In favor of kitchin:
Established scientific researching methodology will experience an essential shift under the effect of the Big Data and new data analytics. They allow us to explore new forms of empiricism where correlation and data information are enough instead of further causation and models established. Nonetheless, traditional scientific theories will not be obsolete and completely substituted by statistical tools and data exploration. It is important and necessary to realize the indispensability of theoretical science and the immaturity of this new exploratory science stage.

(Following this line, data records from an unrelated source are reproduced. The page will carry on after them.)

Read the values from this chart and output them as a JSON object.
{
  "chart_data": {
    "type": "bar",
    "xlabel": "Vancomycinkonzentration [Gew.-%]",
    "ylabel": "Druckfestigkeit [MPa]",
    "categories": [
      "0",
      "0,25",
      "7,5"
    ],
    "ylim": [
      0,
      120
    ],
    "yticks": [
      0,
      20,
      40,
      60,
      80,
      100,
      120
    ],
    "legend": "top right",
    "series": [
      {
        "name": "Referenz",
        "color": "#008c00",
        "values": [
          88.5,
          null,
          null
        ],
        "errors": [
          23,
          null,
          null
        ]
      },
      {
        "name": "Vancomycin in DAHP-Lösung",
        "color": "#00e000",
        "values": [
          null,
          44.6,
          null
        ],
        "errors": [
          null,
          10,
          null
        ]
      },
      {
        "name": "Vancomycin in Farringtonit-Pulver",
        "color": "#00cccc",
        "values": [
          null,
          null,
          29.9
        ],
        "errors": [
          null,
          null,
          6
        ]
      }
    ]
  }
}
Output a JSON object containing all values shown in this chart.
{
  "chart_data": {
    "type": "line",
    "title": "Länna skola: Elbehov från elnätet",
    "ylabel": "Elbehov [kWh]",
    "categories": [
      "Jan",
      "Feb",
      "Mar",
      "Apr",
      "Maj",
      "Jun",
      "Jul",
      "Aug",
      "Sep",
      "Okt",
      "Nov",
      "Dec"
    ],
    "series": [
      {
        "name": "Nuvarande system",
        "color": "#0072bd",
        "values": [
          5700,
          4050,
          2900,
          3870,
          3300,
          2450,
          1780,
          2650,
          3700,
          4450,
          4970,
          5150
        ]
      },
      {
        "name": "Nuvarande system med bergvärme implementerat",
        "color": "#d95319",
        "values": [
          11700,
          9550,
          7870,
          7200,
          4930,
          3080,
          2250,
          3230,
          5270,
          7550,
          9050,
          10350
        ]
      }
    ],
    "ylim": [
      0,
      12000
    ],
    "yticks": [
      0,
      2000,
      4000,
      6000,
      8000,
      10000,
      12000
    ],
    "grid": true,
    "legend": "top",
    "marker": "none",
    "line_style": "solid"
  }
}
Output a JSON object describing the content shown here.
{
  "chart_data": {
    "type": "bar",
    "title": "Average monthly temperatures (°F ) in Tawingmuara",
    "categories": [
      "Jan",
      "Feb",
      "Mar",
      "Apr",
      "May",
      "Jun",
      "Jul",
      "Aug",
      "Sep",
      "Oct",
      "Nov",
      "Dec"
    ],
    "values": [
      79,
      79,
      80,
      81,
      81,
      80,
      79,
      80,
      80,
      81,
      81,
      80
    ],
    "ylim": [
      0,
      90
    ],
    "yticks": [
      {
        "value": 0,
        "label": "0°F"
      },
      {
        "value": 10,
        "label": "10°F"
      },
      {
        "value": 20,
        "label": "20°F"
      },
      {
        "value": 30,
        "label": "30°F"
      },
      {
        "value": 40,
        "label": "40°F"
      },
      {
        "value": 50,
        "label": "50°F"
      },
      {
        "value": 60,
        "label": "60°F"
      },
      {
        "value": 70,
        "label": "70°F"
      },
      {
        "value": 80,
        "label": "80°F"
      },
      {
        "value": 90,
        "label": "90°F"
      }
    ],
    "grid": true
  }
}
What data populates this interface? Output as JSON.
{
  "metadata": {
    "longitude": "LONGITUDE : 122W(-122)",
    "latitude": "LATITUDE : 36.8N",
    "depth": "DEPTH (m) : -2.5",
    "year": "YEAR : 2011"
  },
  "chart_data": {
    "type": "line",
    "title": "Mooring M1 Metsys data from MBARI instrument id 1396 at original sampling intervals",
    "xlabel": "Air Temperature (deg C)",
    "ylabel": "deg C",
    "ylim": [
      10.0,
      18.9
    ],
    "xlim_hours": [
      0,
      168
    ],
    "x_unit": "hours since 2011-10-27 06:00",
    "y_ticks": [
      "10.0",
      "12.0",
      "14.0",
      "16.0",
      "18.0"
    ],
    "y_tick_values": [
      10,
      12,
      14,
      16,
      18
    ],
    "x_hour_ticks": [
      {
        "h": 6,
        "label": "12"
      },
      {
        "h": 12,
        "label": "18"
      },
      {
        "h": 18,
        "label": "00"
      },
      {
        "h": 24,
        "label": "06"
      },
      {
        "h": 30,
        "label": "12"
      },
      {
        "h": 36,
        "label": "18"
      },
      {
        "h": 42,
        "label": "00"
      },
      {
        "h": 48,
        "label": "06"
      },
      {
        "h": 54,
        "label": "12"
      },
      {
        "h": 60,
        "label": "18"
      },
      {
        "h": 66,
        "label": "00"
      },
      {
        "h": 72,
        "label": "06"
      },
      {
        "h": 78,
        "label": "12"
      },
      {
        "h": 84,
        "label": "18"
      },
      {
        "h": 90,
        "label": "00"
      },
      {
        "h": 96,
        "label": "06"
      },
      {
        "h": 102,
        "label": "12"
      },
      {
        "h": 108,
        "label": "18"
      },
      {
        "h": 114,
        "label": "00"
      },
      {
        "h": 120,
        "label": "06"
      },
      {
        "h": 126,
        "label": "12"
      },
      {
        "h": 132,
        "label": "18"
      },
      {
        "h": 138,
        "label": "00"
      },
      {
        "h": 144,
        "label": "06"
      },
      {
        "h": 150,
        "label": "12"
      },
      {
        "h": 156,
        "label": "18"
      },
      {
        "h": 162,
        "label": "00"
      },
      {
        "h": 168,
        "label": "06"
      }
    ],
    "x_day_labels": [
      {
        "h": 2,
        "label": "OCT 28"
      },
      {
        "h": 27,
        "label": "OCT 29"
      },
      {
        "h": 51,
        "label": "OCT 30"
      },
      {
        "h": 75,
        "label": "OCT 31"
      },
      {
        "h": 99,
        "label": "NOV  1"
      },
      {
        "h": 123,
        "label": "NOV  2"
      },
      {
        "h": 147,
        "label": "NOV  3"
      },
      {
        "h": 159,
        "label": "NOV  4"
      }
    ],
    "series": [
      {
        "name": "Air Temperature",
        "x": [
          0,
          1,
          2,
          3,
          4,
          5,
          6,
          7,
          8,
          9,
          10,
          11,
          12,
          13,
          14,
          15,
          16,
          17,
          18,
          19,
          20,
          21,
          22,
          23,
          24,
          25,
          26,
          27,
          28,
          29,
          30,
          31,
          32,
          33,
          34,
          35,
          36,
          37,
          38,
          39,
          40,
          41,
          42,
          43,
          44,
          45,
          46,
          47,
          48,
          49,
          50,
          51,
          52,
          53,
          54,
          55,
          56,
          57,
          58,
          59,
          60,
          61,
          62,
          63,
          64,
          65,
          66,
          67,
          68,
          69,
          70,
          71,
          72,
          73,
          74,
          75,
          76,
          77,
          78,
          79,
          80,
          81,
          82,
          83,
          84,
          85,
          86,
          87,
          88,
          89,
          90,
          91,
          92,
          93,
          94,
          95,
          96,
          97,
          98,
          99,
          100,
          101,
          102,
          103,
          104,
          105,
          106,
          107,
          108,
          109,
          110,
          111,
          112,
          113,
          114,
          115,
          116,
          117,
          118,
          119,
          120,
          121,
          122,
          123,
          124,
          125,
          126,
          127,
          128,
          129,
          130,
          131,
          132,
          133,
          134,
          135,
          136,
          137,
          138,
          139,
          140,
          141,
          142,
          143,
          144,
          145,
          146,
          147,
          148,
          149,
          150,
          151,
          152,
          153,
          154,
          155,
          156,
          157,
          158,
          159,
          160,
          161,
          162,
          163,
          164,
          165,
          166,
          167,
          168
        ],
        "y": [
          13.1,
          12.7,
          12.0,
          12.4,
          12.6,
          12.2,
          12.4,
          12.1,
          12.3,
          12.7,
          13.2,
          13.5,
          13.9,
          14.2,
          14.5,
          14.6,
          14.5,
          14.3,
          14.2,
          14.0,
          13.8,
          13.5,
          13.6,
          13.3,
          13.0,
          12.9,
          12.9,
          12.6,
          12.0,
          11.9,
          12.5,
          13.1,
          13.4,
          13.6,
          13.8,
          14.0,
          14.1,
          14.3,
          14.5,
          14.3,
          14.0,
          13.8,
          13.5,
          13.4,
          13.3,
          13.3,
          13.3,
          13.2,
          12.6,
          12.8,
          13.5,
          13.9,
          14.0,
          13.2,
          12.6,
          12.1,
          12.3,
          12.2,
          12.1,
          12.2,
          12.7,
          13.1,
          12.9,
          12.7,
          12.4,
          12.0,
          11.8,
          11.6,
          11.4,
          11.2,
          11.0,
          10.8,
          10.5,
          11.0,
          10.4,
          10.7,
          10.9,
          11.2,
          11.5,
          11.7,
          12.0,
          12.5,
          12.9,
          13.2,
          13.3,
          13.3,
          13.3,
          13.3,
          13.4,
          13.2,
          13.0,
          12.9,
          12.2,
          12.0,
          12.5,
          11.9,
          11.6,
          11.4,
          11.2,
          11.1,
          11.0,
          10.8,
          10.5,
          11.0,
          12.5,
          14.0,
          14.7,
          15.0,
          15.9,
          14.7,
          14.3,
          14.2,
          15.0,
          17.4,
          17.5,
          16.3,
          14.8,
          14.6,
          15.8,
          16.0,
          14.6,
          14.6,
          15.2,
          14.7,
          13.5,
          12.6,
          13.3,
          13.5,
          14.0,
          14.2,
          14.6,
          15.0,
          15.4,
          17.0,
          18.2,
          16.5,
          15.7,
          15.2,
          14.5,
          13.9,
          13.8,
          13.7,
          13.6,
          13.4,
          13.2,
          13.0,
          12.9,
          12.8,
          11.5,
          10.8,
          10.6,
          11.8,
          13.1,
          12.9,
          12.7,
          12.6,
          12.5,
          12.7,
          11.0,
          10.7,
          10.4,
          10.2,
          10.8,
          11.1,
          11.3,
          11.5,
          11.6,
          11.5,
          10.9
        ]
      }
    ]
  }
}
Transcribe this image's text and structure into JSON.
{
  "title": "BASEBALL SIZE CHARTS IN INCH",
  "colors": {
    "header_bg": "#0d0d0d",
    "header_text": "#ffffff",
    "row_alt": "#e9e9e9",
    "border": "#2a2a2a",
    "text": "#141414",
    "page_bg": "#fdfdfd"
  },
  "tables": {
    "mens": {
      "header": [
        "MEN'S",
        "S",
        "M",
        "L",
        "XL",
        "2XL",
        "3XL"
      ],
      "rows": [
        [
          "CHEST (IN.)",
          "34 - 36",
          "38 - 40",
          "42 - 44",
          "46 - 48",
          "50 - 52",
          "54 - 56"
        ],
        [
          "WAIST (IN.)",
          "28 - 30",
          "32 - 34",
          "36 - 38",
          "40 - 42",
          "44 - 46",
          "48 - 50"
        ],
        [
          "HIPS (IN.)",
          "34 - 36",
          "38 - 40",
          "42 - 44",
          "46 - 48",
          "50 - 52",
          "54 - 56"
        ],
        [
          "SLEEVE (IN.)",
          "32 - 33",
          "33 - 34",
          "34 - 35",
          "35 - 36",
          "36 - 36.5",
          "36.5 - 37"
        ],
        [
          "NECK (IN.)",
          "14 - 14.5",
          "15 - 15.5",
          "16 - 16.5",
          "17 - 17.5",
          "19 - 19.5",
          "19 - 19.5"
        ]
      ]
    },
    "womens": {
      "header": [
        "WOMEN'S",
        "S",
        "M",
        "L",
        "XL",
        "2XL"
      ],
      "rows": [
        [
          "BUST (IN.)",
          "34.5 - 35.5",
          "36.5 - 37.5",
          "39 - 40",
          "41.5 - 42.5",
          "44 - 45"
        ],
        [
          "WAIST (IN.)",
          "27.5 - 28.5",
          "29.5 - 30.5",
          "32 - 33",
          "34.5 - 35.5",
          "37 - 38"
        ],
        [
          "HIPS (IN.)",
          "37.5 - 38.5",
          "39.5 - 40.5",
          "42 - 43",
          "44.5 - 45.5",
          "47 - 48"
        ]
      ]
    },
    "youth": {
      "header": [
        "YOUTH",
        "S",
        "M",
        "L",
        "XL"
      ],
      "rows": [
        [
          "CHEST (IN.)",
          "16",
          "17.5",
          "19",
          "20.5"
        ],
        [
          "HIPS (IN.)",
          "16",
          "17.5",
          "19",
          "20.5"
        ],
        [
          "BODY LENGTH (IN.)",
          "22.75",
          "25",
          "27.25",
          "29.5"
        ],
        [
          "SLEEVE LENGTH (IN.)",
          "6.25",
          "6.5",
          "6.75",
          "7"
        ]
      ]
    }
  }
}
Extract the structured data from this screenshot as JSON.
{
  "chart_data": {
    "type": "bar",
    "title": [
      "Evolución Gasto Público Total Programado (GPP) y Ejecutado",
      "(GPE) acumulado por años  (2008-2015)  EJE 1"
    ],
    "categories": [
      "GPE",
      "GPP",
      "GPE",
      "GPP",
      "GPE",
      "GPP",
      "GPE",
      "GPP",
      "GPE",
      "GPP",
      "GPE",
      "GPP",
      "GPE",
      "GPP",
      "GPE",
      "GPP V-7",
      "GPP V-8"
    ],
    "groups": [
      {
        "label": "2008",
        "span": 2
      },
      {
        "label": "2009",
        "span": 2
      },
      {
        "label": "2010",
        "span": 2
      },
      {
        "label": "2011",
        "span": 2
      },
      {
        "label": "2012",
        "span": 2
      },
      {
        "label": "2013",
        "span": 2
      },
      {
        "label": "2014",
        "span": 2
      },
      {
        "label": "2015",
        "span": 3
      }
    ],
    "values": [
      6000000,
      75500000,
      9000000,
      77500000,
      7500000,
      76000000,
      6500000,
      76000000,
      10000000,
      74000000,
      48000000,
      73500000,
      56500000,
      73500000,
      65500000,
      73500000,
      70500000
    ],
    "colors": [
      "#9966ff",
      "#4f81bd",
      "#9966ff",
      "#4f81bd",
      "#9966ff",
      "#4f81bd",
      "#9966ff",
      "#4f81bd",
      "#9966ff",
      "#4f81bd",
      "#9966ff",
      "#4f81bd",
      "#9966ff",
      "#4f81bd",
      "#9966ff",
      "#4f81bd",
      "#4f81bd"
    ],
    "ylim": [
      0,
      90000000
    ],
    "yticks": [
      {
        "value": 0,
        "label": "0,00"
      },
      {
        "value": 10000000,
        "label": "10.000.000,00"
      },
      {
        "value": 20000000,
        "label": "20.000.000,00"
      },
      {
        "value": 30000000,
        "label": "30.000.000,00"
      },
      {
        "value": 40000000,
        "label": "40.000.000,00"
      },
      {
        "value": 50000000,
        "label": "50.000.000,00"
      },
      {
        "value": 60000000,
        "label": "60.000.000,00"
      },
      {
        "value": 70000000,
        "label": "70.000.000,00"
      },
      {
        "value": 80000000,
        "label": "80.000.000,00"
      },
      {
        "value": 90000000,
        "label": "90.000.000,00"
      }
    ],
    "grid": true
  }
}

It should be pointed out that using Big Data is just another tool to perform research and it will be shaped by technology and algorithms used and the data and environment employed. So these data actually provide oligoptic points of views and therefore, it is not a totally objective method to carry out scientific researches, which is misunderstood by many people. If we over rely on statistical data and believe only correlation instead of causations and further strict rule to be conducted, we will fail to recognize the bias and mistakes of these oligoptic views. In addition, the information of data does not appear and exist solely from nowhere. Big data will not automatically discover insights but based on scientific reasoning or hypothesis. From this perspective, intensive data mining is more likely an assistance to old theoretical scientific methodology. It is also essential to notice that data without appropriate interpretation is only a series of numbers or texts that will not speak for themselves and have little meanings. Knowledge and causation are still important for interpreting data reasonably. Maybe it will be less often to seek “why” in the future as we think Big Data directly present the information; but without these contexts and domain-specific knowledge, a misleading data interpretation will exist and therefore the process to seek for “why” should not be ignored as it will improve the accuracy and correctness of data exploration.
Big data will not totally replace the traditional scientific method. Instead, to some degrees they are complementary and can be jointly used for greater scientific development. Ideally, data and statistics exploration under the rule of theoretical science will have a better performance than conducting each of them separately.